An anonymous reader writes: Aberrant treatment of transactions by Bitcoin miners has renewed concerns that Bitcoin as a protocol may need a stronger specification. OpenBSD savior and Bitcoin entrepreneur Mircea Popescu raised this issue back in 2013 that the current attitude of "the code is the spec" was introducing fragility and harming Bitcoin's vital decentralization. While a lot of fuss has been made about the maximum blocksize, perhaps formalizing the protocol and breaking the current mining cartel is a more urgent and serious problem. The debate going on resurrects many of Datskovskiy's early concerns about Bitcoin's fragility including mining as a necessary bug, but a bug nonetheless.

7 of 80 comments (clear)

  1. Re:How is Bitcoin doing? by Anonymous Coward · · Score: 4, Insightful

    As opposed to every other currency in the world, ever.

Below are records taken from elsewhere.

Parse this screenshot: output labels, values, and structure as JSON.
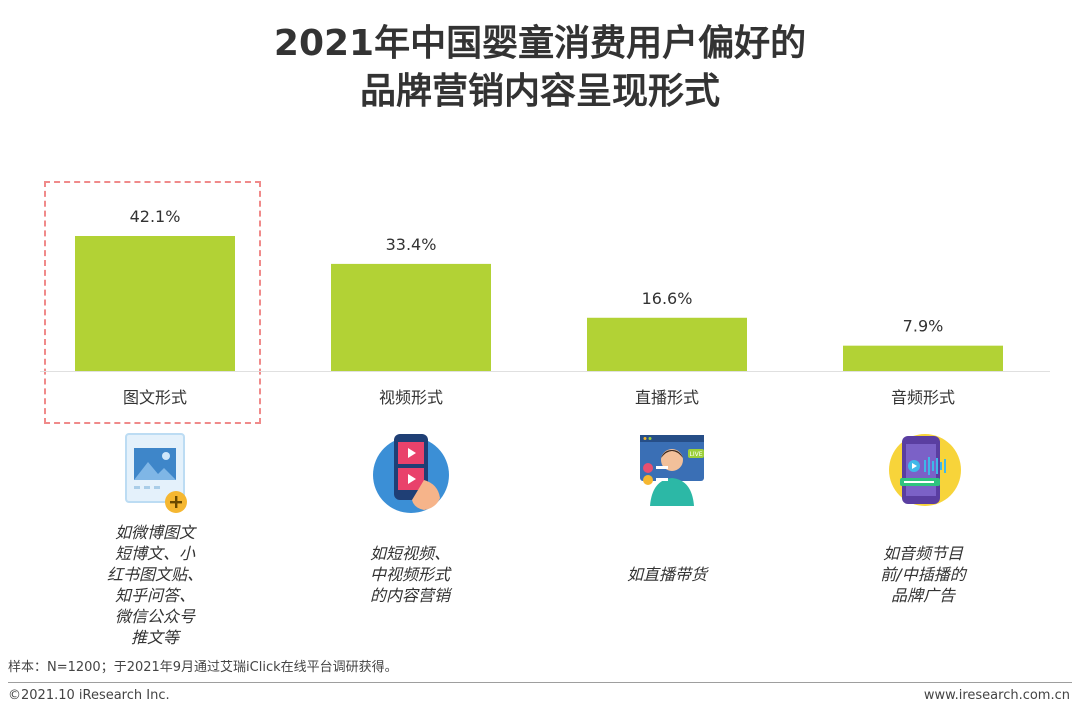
{
  "title": {
    "line1": "2021年中国婴童消费用户偏好的",
    "line2": "品牌营销内容呈现形式"
  },
  "colors": {
    "bar": "#b2d235",
    "highlight_border": "#f08a8a",
    "text": "#333333"
  },
  "chart_data": {
    "type": "bar",
    "categories": [
      "图文形式",
      "视频形式",
      "直播形式",
      "音频形式"
    ],
    "values": [
      42.1,
      33.4,
      16.6,
      7.9
    ],
    "value_labels": [
      "42.1%",
      "33.4%",
      "16.6%",
      "7.9%"
    ],
    "unit": "%",
    "ylim": [
      0,
      45
    ],
    "grid": false,
    "highlighted_category": "图文形式"
  },
  "formats": [
    {
      "icon": "image-post-icon",
      "description_lines": [
        "如微博图文",
        "短博文、小",
        "红书图文贴、",
        "知乎问答、",
        "微信公众号",
        "推文等"
      ]
    },
    {
      "icon": "video-phone-icon",
      "description_lines": [
        "如短视频、",
        "中视频形式",
        "的内容营销"
      ]
    },
    {
      "icon": "live-stream-icon",
      "description_lines": [
        "如直播带货"
      ]
    },
    {
      "icon": "audio-phone-icon",
      "description_lines": [
        "如音频节目",
        "前/中插播的",
        "品牌广告"
      ]
    }
  ],
  "note": "样本：N=1200；于2021年9月通过艾瑞iClick在线平台调研获得。",
  "footer": {
    "copyright": "©2021.10 iResearch Inc.",
    "website": "www.iresearch.com.cn"
  }
}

  2. Always fun. by fuzzyfuzzyfungus · · Score: 2, Insightful

    It's always entertaining to see the latest episode of 'Bitcoin: rediscovering the reasons behind the various messy hacks that we dislike about more typical currencies...'

  3. Re:How is Bitcoin doing? by Richard_at_work · · Score: 4, Insightful

    It already has reached its (current) limits - you can currently wait up to an hour to have your transaction written into the block chain, which means that at any time during that period the buyer can withdraw the transfer, so you have to delay handing over products until the transaction has actually been written into the block chain.

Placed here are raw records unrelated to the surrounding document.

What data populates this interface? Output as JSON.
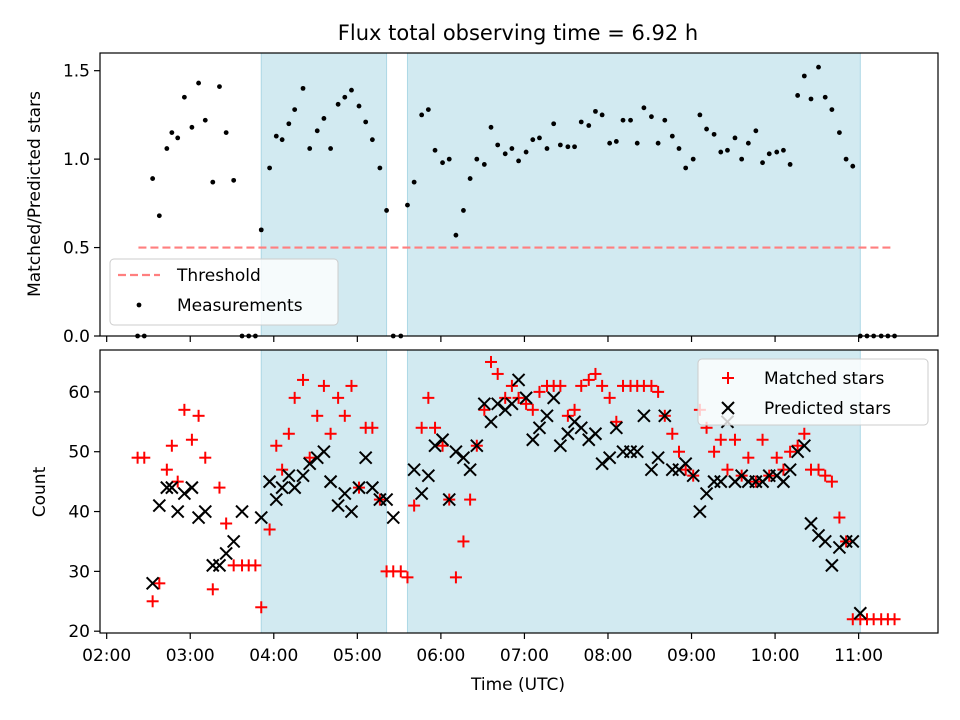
{
  "chart_data": [
    {
      "type": "scatter",
      "title": "Flux total observing time = 6.92 h",
      "xlabel": "",
      "ylabel": "Matched/Predicted stars",
      "ylim": [
        0,
        1.6
      ],
      "y_ticks": [
        0.0,
        0.5,
        1.0,
        1.5
      ],
      "y_tick_labels": [
        "0.0",
        "0.5",
        "1.0",
        "1.5"
      ],
      "grid": false,
      "legend_position": "lower-left",
      "shaded_intervals_hours": [
        [
          3.85,
          5.35
        ],
        [
          5.6,
          11.02
        ]
      ],
      "shade_color": "#add8e6",
      "series": [
        {
          "name": "Threshold",
          "kind": "dashed-line",
          "color": "#ff7f7f",
          "x": [
            2.38,
            11.38
          ],
          "y": [
            0.5,
            0.5
          ]
        },
        {
          "name": "Measurements",
          "kind": "dot",
          "color": "#000000",
          "x": [
            2.37,
            2.45,
            2.55,
            2.63,
            2.72,
            2.78,
            2.85,
            2.93,
            3.02,
            3.1,
            3.18,
            3.27,
            3.35,
            3.43,
            3.52,
            3.62,
            3.7,
            3.78,
            3.85,
            3.95,
            4.03,
            4.1,
            4.18,
            4.25,
            4.35,
            4.43,
            4.52,
            4.6,
            4.68,
            4.77,
            4.85,
            4.93,
            5.02,
            5.1,
            5.18,
            5.27,
            5.35,
            5.43,
            5.52,
            5.6,
            5.68,
            5.77,
            5.85,
            5.93,
            6.02,
            6.1,
            6.18,
            6.27,
            6.35,
            6.43,
            6.52,
            6.6,
            6.68,
            6.77,
            6.85,
            6.93,
            7.02,
            7.1,
            7.18,
            7.27,
            7.35,
            7.43,
            7.52,
            7.6,
            7.68,
            7.77,
            7.85,
            7.93,
            8.02,
            8.1,
            8.18,
            8.27,
            8.35,
            8.43,
            8.52,
            8.6,
            8.68,
            8.77,
            8.85,
            8.93,
            9.02,
            9.1,
            9.18,
            9.27,
            9.35,
            9.43,
            9.52,
            9.6,
            9.68,
            9.77,
            9.85,
            9.93,
            10.02,
            10.1,
            10.18,
            10.27,
            10.35,
            10.43,
            10.52,
            10.6,
            10.68,
            10.77,
            10.85,
            10.93,
            11.02,
            11.1,
            11.18,
            11.27,
            11.35,
            11.43
          ],
          "y": [
            0,
            0,
            0.89,
            0.68,
            1.06,
            1.15,
            1.12,
            1.35,
            1.18,
            1.43,
            1.22,
            0.87,
            1.41,
            1.15,
            0.88,
            0,
            0,
            0,
            0.6,
            0.95,
            1.13,
            1.11,
            1.2,
            1.28,
            1.4,
            1.06,
            1.16,
            1.23,
            1.06,
            1.31,
            1.35,
            1.39,
            1.3,
            1.21,
            1.11,
            0.95,
            0.71,
            0,
            0,
            0.74,
            0.87,
            1.25,
            1.28,
            1.05,
            0.98,
            1.0,
            0.57,
            0.71,
            0.89,
            1.0,
            0.97,
            1.18,
            1.08,
            1.03,
            1.06,
            0.99,
            1.04,
            1.11,
            1.12,
            1.06,
            1.2,
            1.08,
            1.07,
            1.07,
            1.21,
            1.19,
            1.27,
            1.25,
            1.09,
            1.1,
            1.22,
            1.22,
            1.09,
            1.29,
            1.24,
            1.09,
            1.22,
            1.13,
            1.06,
            0.95,
            1.0,
            1.25,
            1.17,
            1.14,
            1.04,
            1.05,
            1.12,
            1.0,
            1.09,
            1.16,
            0.98,
            1.03,
            1.04,
            1.05,
            0.97,
            1.36,
            1.47,
            1.34,
            1.52,
            1.35,
            1.28,
            1.15,
            1.0,
            0.96,
            0,
            0,
            0,
            0,
            0,
            0
          ]
        }
      ]
    },
    {
      "type": "scatter",
      "title": "",
      "xlabel": "Time (UTC)",
      "ylabel": "Count",
      "xlim_hours": [
        1.92,
        11.95
      ],
      "ylim": [
        19.7,
        67.0
      ],
      "x_ticks_hours": [
        2,
        3,
        4,
        5,
        6,
        7,
        8,
        9,
        10,
        11
      ],
      "x_tick_labels": [
        "02:00",
        "03:00",
        "04:00",
        "05:00",
        "06:00",
        "07:00",
        "08:00",
        "09:00",
        "10:00",
        "11:00"
      ],
      "y_ticks": [
        20,
        30,
        40,
        50,
        60
      ],
      "y_tick_labels": [
        "20",
        "30",
        "40",
        "50",
        "60"
      ],
      "grid": false,
      "legend_position": "upper-right",
      "shaded_intervals_hours": [
        [
          3.85,
          5.35
        ],
        [
          5.6,
          11.02
        ]
      ],
      "shade_color": "#add8e6",
      "series": [
        {
          "name": "Matched stars",
          "marker": "plus",
          "color": "#ff0000",
          "x": [
            2.37,
            2.45,
            2.55,
            2.63,
            2.72,
            2.78,
            2.85,
            2.93,
            3.02,
            3.1,
            3.18,
            3.27,
            3.35,
            3.43,
            3.52,
            3.62,
            3.7,
            3.78,
            3.85,
            3.95,
            4.03,
            4.1,
            4.18,
            4.25,
            4.35,
            4.43,
            4.52,
            4.6,
            4.68,
            4.77,
            4.85,
            4.93,
            5.02,
            5.1,
            5.18,
            5.27,
            5.35,
            5.43,
            5.52,
            5.6,
            5.68,
            5.77,
            5.85,
            5.93,
            6.02,
            6.1,
            6.18,
            6.27,
            6.35,
            6.43,
            6.52,
            6.6,
            6.68,
            6.77,
            6.85,
            6.93,
            7.02,
            7.1,
            7.18,
            7.27,
            7.35,
            7.43,
            7.52,
            7.6,
            7.68,
            7.77,
            7.85,
            7.93,
            8.02,
            8.1,
            8.18,
            8.27,
            8.35,
            8.43,
            8.52,
            8.6,
            8.68,
            8.77,
            8.85,
            8.93,
            9.02,
            9.1,
            9.18,
            9.27,
            9.35,
            9.43,
            9.52,
            9.6,
            9.68,
            9.77,
            9.85,
            9.93,
            10.02,
            10.1,
            10.18,
            10.27,
            10.35,
            10.43,
            10.52,
            10.6,
            10.68,
            10.77,
            10.85,
            10.93,
            11.02,
            11.1,
            11.18,
            11.27,
            11.35,
            11.43
          ],
          "y": [
            49,
            49,
            25,
            28,
            47,
            51,
            45,
            57,
            52,
            56,
            49,
            27,
            44,
            38,
            31,
            31,
            31,
            31,
            24,
            37,
            51,
            47,
            53,
            59,
            62,
            49,
            56,
            61,
            53,
            59,
            56,
            61,
            44,
            54,
            54,
            42,
            30,
            30,
            30,
            29,
            41,
            54,
            59,
            54,
            51,
            42,
            29,
            35,
            42,
            51,
            57,
            65,
            63,
            59,
            61,
            59,
            58,
            57,
            60,
            61,
            61,
            61,
            56,
            57,
            61,
            62,
            63,
            61,
            59,
            55,
            61,
            61,
            61,
            61,
            61,
            60,
            56,
            53,
            50,
            47,
            46,
            57,
            54,
            50,
            52,
            47,
            52,
            46,
            49,
            45,
            52,
            46,
            49,
            47,
            50,
            51,
            53,
            47,
            47,
            46,
            45,
            39,
            35,
            22,
            22,
            22,
            22,
            22,
            22,
            22
          ],
          "y_note": ""
        },
        {
          "name": "Predicted stars",
          "marker": "x",
          "color": "#000000",
          "x": [
            2.55,
            2.63,
            2.72,
            2.78,
            2.85,
            2.93,
            3.02,
            3.1,
            3.18,
            3.27,
            3.35,
            3.43,
            3.52,
            3.62,
            3.85,
            3.95,
            4.03,
            4.1,
            4.18,
            4.25,
            4.35,
            4.43,
            4.52,
            4.6,
            4.68,
            4.77,
            4.85,
            4.93,
            5.02,
            5.1,
            5.18,
            5.27,
            5.35,
            5.43,
            5.68,
            5.77,
            5.85,
            5.93,
            6.02,
            6.1,
            6.18,
            6.27,
            6.35,
            6.43,
            6.52,
            6.6,
            6.68,
            6.77,
            6.85,
            6.93,
            7.02,
            7.1,
            7.18,
            7.27,
            7.35,
            7.43,
            7.52,
            7.6,
            7.68,
            7.77,
            7.85,
            7.93,
            8.02,
            8.1,
            8.18,
            8.27,
            8.35,
            8.43,
            8.52,
            8.6,
            8.68,
            8.77,
            8.85,
            8.93,
            9.02,
            9.1,
            9.18,
            9.27,
            9.35,
            9.43,
            9.52,
            9.6,
            9.68,
            9.77,
            9.85,
            9.93,
            10.02,
            10.1,
            10.18,
            10.27,
            10.35,
            10.43,
            10.52,
            10.6,
            10.68,
            10.77,
            10.85,
            10.93,
            11.02
          ],
          "y": [
            28,
            41,
            44,
            44,
            40,
            43,
            44,
            39,
            40,
            31,
            31,
            33,
            35,
            40,
            39,
            45,
            42,
            44,
            46,
            44,
            46,
            48,
            49,
            50,
            45,
            41,
            43,
            40,
            44,
            49,
            44,
            42,
            42,
            39,
            47,
            43,
            46,
            51,
            52,
            42,
            50,
            49,
            47,
            51,
            58,
            55,
            58,
            57,
            58,
            62,
            59,
            52,
            54,
            56,
            59,
            51,
            53,
            55,
            54,
            52,
            53,
            48,
            49,
            54,
            50,
            50,
            50,
            56,
            47,
            49,
            56,
            47,
            47,
            48,
            46,
            40,
            43,
            45,
            45,
            55,
            45,
            46,
            45,
            45,
            45,
            46,
            46,
            45,
            47,
            50,
            51,
            38,
            36,
            35,
            31,
            34,
            35,
            35,
            23
          ],
          "y_note": ""
        }
      ]
    }
  ]
}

    Can you imagine having to wait an hour before you can leave the supermarket if Visa didn't authorise a transaction right away?

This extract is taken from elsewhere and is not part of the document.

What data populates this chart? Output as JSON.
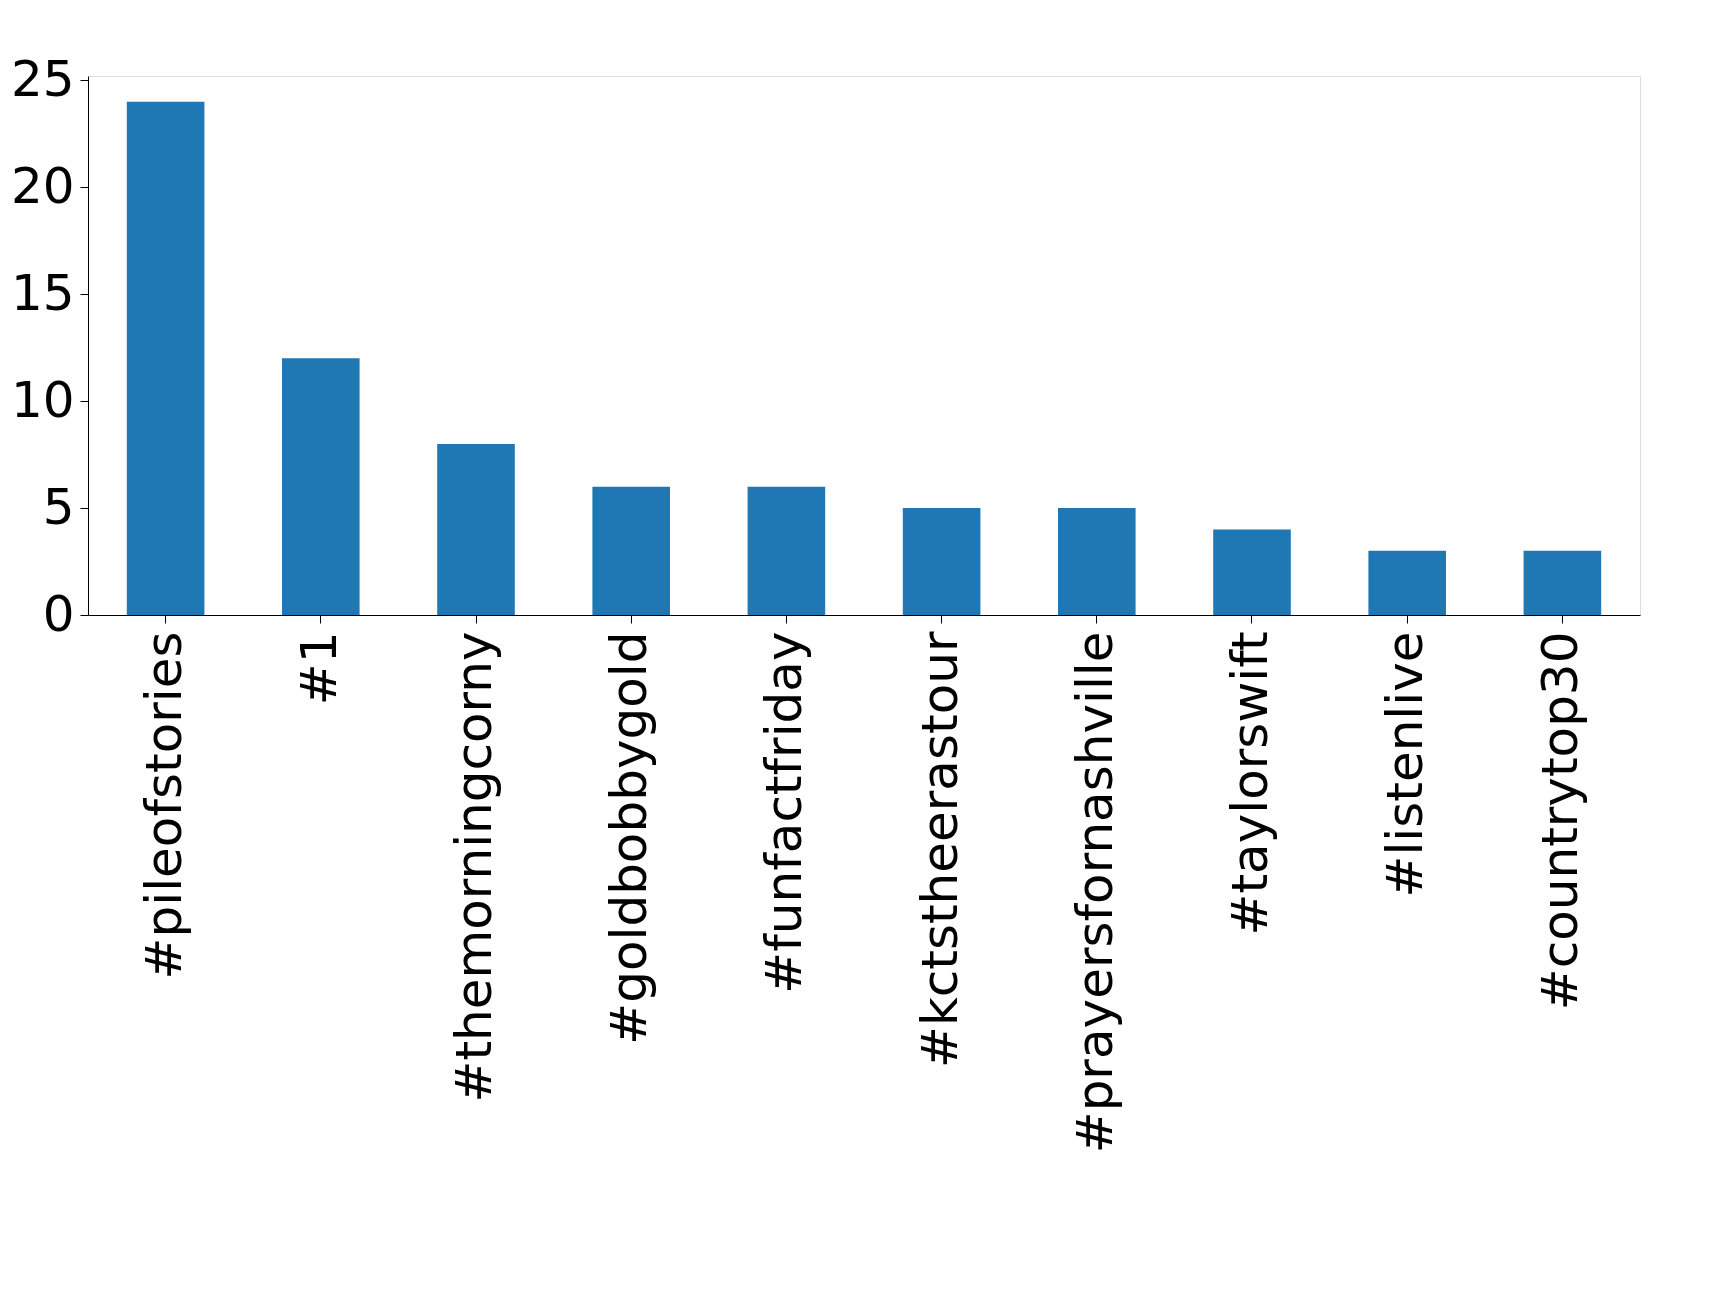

  4. Why group mining? by Anonymous Coward · · Score: 2, Insightful

    Why is group mining even a thing?
    It seems to be the source of most buttcoin problems.

    Why not rip it out entirely and change the spec around to balance singular nodes?
    Or put a max nodes per group in effect.

  5. Re:The underlying problem appears grave by goombah99 · · Score: 4, Insightful

    Yes one could accept that competing mafia's might be benevolent. But why should they? someone with 51% of the compute can dictate if you can trade bitcoin. That is, if you were to transact something with your keycode, they could prevent it from entering the block chain, thus nullifying your transaction. They can hold the entire system hostage or blackmail individuals.

    --
    Some drink at the fountain of knowledge. Others just gargle.
  6. Re: The underlying problem appears grave by Anonymous Coward · · Score: 2, Insightful

    There are many ways to profit from tanking a currency.

  7. More Formal Specifications Please! by Anonymous Coward · · Score: 2, Insightful

    Yes please a formal specification! I tried implementing Bitcoin but quickly realized the documentation is incomplete and sometimes even incorrect. People keep saying how the protocol is beautiful but honestly these people don't know what they are talking about. It's a big mess to look at that codebase.

    Why do we have specification you might ask? Specifications are a type of contract and as a type of contract they are there to assign blame. It answers the question "Who is violating the specification" when something doesn't go as planned. Which leads me to my next point. It isn't fair to other implementations if the specification is the original Bitcoin client.